D.C. man pleads guilty to straw purchasing scheme

11/27/18 7:00 AM | by

Federal investigator caught up with Isaiah Green, 28, after his girlfriend bought four weapons at the Dulles Gun Show for him in July. (Photo: Dulles Gun Show/Facebook)

Federal investigators caught up with Isaiah Green, 28, after his girlfriend bought four weapons at the Dulles Gun Show for him in July. (Photo: Dulles Gun Show/Facebook)

A Washington, D.C. man admitted in federal court last week he bought and sold dozens of guns illegally over the summer.

Isaiah Green, 28, faces up to 10 years in prison after pleading guilty Nov. 19 to selling firearms without a license. Investigators said Green collected the weapons through a straw purchasing scheme with his then-girlfriend Jazmin Wilburn. Evidence recovered from their apartment on the city’s southeast side included five pistols, assorted ammunition and tools, according to court documents.

Green began “taking orders” in June, eventually driving with Wilburn to dealers in northern Virginia to buy 31 guns over a month-long period. The couple then obliterated the serial numbers and sold the firearms for a profit to city residents. Federal investigators received a tip in July indicating Wilburn bought four firearms at the Dulles Gun Show with an envelope of cash provided by Green.

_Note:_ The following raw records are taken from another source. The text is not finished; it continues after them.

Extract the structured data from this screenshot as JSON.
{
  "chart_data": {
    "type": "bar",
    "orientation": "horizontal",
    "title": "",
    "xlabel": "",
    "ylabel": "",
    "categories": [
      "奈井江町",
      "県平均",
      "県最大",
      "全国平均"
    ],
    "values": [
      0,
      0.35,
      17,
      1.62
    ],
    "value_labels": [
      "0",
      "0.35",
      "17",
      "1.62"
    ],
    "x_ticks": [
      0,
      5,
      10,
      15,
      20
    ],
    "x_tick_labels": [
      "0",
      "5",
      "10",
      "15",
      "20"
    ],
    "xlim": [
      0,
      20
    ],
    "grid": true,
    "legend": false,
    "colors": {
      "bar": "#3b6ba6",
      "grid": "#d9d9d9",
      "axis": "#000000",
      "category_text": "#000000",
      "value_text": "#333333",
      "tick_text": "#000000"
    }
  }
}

Law enforcement arrested the couple later the same day, according to court documents. Wilburn told officers she bought the guns for Green because a prior domestic violence conviction prevented him from passing a background check.

In a plea agreement filed in district court last week, defense attorneys recommended a prison sentence of 63 to 78 months. Sentencing is scheduled for Feb. 14, 2019, according to court records.

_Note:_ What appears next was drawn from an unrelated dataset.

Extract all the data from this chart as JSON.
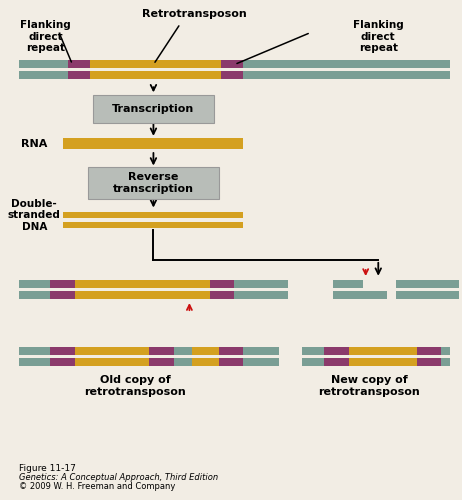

Federal data suggests 2018 could be the Department of Justice’s busiest year ever in more than a decade for weapons prosecutions.

Should authorities keep up at the current pace, total annual prosecutions will exceed more than 10,000 this year — a 22.5 percent increase over 2017 and up by nearly half over the last five years, according to the Transactional Records Clearing House.

Weapons prosecutions peaked at 11,000 in 2004 and dropped to less than 7,000 a decade later. Since 2014, however, TRAC data shows a gradual uptick in prosecutions, punctuated by a steep increase this year as the DOJ cracks down on gun-related crimes.

D.C. Police Chief Peter Newsham told the Washington Post in July he believes illegal guns explain why the city’s murder rate increased more than 37 percent in the first half of 2018. He said officers seized more than 1,000 as of July 30.